No tuvo tiempo de hacerse muchas preguntas. Enseguida salió el sacerdote con vestiduras solemnes hacia el altar:
—Introibo ad altare Dei…
Jorgito se maravilló ante lo que veía. No entendía las palabras, pero sí el significado de lo que estaba sucediendo. El sacerdote miraba hacia el altar, ¡hacia Dios! Había largos ratos de silencio durante la celebración (que por cierto aprovechó para orar y pedir por todos los suyos), escuchó maravillado aquél idioma nuevo y atendió embelesado al momento de la Consagración… A la hora de comulgar, a Jorgito le impresionó ver a todo el mundo de rodillas, ¡qué bello!
Parece ser que toda la familia estuvo de acuerdo con su impresión, puesto que incluso los más pequeños, quizás porque no tenían la distracción de la guitarra, se portaron bien. Cuando acabó la misa, a nuestro protagonista le impactó saber que había durado una hora. No es que se le hiciera corta (eso ya sería pedir demasiado para su edad) pero sí se le hizo mucho menos larga que la que oficiaba don Antonio…
Terminado el Santo Oficio, la familia se fue a comer a casa de una de las parroquianas. Allí pudieron comprobar en persona cómo don Alfonso tenía razón en cuanto a los dones culinarios de las aldeanas. ¡Qué rico estaba todo!
Al final y con tristeza, como todo lo bueno de este mundo, llegó la hora de la despedida.
—Jorgito, siento mucho no haber podido dedicarte un rato a solas —se lamentó el párroco.
Nuestro protagonista le hubiera querido decir en esos momentos que no hacía falta; que había aprendido más en un día que en muchos meses. También le hubiera gustado darle las gracias por todo lo que le había enseñado, comentarle que no se preocupara, que estaba bien… ¡Tantas cosas!

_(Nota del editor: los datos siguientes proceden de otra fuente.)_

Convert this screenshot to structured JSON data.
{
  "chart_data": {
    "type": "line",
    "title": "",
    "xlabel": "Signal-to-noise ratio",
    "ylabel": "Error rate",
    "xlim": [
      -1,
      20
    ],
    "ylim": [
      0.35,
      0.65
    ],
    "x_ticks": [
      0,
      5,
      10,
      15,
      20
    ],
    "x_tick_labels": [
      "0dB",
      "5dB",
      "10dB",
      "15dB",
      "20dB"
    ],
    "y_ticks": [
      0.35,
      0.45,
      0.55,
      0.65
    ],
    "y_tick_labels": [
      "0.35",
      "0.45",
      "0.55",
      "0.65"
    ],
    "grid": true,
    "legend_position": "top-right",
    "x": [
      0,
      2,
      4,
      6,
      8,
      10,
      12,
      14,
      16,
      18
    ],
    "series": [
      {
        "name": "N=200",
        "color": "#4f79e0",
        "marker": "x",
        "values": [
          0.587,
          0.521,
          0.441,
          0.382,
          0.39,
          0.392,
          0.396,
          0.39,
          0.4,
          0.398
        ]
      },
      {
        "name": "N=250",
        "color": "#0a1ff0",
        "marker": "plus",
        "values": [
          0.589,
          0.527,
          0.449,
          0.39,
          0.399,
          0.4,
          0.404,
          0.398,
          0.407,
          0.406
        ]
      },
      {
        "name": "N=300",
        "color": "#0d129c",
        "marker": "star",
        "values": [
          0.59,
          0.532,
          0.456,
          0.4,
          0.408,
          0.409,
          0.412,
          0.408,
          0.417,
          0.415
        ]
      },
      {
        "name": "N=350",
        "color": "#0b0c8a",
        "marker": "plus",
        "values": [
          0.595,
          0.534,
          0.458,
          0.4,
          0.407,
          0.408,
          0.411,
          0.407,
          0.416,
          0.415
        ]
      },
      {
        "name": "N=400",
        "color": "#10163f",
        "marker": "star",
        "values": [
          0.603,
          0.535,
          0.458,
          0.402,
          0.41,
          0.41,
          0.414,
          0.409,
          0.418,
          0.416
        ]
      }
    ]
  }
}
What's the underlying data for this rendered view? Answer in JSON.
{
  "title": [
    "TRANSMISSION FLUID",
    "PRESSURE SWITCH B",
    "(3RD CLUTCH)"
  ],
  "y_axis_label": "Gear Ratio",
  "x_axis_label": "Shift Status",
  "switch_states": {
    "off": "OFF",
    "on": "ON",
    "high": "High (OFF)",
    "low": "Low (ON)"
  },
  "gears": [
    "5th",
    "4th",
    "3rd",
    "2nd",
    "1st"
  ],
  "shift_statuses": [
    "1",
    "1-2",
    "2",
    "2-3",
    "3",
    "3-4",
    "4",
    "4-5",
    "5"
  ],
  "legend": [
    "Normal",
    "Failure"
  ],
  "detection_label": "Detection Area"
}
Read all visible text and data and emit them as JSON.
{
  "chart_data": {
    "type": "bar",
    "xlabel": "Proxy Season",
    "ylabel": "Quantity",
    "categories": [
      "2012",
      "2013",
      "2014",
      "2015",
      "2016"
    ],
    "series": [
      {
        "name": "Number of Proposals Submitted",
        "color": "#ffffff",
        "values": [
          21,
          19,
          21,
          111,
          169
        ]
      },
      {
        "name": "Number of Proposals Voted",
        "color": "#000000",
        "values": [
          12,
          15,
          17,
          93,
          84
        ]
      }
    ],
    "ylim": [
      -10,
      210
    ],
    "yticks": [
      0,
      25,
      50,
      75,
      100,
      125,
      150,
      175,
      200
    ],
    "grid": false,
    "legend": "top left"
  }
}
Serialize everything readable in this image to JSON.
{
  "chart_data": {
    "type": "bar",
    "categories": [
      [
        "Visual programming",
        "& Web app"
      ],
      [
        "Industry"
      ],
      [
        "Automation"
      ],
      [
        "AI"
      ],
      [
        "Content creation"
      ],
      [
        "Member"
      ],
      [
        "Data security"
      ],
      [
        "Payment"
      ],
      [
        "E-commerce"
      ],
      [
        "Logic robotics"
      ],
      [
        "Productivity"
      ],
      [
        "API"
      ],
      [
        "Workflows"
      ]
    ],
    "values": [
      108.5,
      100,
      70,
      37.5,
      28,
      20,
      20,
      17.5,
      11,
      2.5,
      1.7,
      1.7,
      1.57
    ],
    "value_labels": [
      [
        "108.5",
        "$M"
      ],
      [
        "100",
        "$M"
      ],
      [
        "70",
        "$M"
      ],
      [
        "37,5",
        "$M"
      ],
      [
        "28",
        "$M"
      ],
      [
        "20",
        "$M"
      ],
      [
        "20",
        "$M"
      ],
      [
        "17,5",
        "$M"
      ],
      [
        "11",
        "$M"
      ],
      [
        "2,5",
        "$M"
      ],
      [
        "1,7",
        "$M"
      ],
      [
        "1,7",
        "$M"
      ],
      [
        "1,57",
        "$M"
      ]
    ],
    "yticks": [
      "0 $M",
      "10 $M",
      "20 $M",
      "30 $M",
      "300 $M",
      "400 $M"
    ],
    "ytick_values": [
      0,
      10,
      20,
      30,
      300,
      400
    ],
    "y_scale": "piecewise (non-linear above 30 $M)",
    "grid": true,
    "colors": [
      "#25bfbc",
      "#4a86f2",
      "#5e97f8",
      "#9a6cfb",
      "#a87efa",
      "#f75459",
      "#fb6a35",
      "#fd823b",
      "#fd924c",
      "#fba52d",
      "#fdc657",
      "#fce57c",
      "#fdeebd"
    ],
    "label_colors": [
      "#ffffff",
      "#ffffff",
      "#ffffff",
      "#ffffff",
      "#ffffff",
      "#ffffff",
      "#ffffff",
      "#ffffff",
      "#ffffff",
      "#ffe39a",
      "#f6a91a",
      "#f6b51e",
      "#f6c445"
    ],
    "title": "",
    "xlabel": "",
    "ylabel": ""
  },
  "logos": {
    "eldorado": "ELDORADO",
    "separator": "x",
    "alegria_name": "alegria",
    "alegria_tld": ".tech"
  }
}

Pero no pudo, pues hay que recordar que solo tiene seis añitos. En vez de ello, corrió hacia don Alfonso para enroscarse en un cálido y emotivo abrazo. En otro momento nuestro sacerdote lo hubiera apartado con discreción, pero en esta ocasión entendió que era una nueva caricia de Dios y se dejó. ¡Sabiduría propia de la vejez!
Cuando ya estaban metidos en el coche, papá se acordó del obsequio que le habían traído. Salió del vehículo y le hizo entrega de un pequeño libro.
—Sospecho que le gustará mucho. Sé que ahora tiene tiempo para leer.
Don Alfonso los despidió con la mano y, solo cuando el coche se perdió entre el zig zag de las carreteras, ojeó el manuscrito. Lo primero que observó es que el autor era un sacerdote llamado igual que él. Y el título… “El Misterio de la Oración”. Conociendo a la familia, tenía muy claro que el libro merecería la pena, (y yo estoy segura de que los lectores de Adelante la fe opinarán igual).